# LOL! How long can you keep meat in a freezer?



## kuan (Jun 11, 2001)

Smugglers caught trying to sell 36-year-old meat | Say What?


----------



## gunnar (Apr 3, 2008)

lol, like i couldn't tell it was freezer burned.:lol:


----------



## foodpump (Oct 10, 2005)

Apparantly, Switzerland still has frozen "butter mountains", but they won't say how old these mountains are...

I have heard tell of stories from both European explorers and Inuit about feeding their pack-dogs frozen woolly mamoth meat--dogs sure didn't seem to mind.

And every time I see a picture of an elephant I am forever (haunted?) reminded of an old "Northern Exposure" TV show where a woolly mamoth is found--only in the end to be chopped up with a chainsaw and consumed with Gusto by one of the characters.........


----------



## kuan (Jun 11, 2001)

Freezer burn is just very cold jerky right? :roll:


----------



## cheftoddmohr (Apr 17, 2009)

Freezer burn comes from moisture evaporating from the surface of the meat, drying it out. 

Water evaporates even in the freezer.

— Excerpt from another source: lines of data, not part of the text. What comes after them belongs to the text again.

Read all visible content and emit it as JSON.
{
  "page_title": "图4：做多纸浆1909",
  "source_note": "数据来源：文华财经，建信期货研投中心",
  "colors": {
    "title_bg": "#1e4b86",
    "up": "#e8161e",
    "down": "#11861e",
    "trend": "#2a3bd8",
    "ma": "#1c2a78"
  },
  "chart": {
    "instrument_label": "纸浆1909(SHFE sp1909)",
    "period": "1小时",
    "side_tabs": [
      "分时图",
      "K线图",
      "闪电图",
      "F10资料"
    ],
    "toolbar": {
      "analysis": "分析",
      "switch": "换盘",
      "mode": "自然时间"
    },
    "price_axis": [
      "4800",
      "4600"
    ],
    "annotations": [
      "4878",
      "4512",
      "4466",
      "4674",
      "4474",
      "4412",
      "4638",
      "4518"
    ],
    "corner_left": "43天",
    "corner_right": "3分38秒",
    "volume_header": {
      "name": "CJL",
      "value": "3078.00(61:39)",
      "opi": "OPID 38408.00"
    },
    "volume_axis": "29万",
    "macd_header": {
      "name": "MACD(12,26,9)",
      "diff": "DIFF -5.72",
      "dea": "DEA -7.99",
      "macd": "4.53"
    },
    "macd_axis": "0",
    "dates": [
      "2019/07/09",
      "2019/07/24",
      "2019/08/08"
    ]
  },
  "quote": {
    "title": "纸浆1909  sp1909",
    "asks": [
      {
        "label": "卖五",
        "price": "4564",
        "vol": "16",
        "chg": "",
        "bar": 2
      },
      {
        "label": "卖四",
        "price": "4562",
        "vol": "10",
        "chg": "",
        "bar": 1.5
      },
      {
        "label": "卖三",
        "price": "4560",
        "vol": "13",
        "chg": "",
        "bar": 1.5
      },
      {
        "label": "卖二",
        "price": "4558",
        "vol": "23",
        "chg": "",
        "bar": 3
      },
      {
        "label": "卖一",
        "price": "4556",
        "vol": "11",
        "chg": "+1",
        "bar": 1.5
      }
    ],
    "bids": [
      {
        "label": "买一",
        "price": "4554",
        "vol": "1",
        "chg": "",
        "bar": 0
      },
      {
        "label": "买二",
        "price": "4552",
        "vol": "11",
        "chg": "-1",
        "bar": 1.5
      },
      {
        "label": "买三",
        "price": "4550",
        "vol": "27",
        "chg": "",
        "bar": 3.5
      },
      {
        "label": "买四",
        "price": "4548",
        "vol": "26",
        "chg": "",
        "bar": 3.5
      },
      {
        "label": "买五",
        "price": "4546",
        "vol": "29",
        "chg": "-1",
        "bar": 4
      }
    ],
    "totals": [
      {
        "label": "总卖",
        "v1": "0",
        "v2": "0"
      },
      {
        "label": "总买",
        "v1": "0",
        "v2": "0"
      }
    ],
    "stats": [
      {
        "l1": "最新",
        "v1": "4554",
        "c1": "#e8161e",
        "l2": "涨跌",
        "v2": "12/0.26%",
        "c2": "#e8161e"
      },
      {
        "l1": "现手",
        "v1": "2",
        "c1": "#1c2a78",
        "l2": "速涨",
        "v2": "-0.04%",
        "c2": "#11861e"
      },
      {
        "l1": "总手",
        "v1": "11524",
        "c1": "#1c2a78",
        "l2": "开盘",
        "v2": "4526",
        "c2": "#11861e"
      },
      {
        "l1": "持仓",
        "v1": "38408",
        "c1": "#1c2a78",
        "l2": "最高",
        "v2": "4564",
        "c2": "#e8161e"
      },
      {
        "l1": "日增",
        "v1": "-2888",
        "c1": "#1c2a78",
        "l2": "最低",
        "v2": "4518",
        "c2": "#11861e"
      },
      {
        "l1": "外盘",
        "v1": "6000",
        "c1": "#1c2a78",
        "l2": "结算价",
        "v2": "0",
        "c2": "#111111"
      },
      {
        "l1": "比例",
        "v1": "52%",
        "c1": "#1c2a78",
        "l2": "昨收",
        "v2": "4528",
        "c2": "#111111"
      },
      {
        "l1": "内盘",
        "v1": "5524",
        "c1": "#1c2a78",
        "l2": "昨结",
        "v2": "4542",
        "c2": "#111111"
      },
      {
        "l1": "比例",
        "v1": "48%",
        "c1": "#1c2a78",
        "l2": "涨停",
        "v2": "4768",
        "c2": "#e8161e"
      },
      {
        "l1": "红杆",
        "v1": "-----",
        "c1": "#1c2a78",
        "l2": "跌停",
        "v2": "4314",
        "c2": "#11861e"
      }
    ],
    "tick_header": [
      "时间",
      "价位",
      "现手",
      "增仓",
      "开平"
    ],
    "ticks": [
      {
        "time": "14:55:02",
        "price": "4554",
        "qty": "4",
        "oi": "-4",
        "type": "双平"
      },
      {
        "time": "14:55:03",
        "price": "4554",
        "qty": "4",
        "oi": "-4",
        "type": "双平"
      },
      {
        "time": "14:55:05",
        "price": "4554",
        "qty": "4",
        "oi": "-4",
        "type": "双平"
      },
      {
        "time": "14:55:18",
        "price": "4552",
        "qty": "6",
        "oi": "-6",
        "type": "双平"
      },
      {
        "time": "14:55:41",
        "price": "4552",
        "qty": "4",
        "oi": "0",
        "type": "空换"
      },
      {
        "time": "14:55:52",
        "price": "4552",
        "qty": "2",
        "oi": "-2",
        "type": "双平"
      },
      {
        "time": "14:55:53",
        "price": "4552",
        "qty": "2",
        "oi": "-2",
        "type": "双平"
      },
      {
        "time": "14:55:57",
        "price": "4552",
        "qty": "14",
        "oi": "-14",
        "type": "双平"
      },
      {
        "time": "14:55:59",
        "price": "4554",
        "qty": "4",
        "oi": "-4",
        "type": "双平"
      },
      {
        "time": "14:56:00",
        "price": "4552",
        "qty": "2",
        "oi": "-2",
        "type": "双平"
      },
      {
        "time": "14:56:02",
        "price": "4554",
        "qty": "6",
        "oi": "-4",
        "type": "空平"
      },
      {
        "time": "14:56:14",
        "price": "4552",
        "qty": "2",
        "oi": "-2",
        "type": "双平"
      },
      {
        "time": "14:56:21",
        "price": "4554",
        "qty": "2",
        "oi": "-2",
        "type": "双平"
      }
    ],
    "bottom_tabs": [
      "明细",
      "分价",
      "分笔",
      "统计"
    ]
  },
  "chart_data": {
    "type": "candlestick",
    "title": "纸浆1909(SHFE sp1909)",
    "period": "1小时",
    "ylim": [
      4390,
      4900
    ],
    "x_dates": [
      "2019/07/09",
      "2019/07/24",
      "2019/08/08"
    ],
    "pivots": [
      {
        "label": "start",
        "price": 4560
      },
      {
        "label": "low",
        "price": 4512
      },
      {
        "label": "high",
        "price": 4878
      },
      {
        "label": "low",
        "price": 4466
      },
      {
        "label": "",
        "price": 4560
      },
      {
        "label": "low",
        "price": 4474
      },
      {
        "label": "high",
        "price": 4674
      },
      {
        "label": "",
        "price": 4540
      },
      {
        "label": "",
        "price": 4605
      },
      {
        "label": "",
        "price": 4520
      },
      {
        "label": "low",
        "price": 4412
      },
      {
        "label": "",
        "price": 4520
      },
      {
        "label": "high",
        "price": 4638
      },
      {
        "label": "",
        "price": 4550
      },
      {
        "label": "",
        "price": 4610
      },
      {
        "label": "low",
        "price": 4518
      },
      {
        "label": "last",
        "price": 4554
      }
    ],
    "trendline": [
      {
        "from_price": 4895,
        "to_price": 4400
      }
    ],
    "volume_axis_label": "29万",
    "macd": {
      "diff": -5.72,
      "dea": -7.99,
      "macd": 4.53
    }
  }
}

Think about how a stray ice cube on the bottom of your freezer will get smaller the longer you leave it there.

Freezer burn is accelerated by the defrost cycle on most modern freezers. The defrost cycle drops and raises the temperature of the ice box. 

40 years of this type of freezing, I'm suprised there's any meat left there at all.


----------



## thekitchensink (Aug 4, 2009)

So, there's meat out there that's older than me. A scary thought.


----------



## foodpump (Oct 10, 2005)

Yeah, but it tastes kinda funny---at first.........


----------



## banpreso (Jan 25, 2010)

i have herd about people eating mammoth meat and was okay. 

but yah, wow, meat that's much older than me, hahaha. taste a piece of history


----------



## dc sunshine (Feb 26, 2007)

I know aged meat is preferred ...but that is ridiculous


----------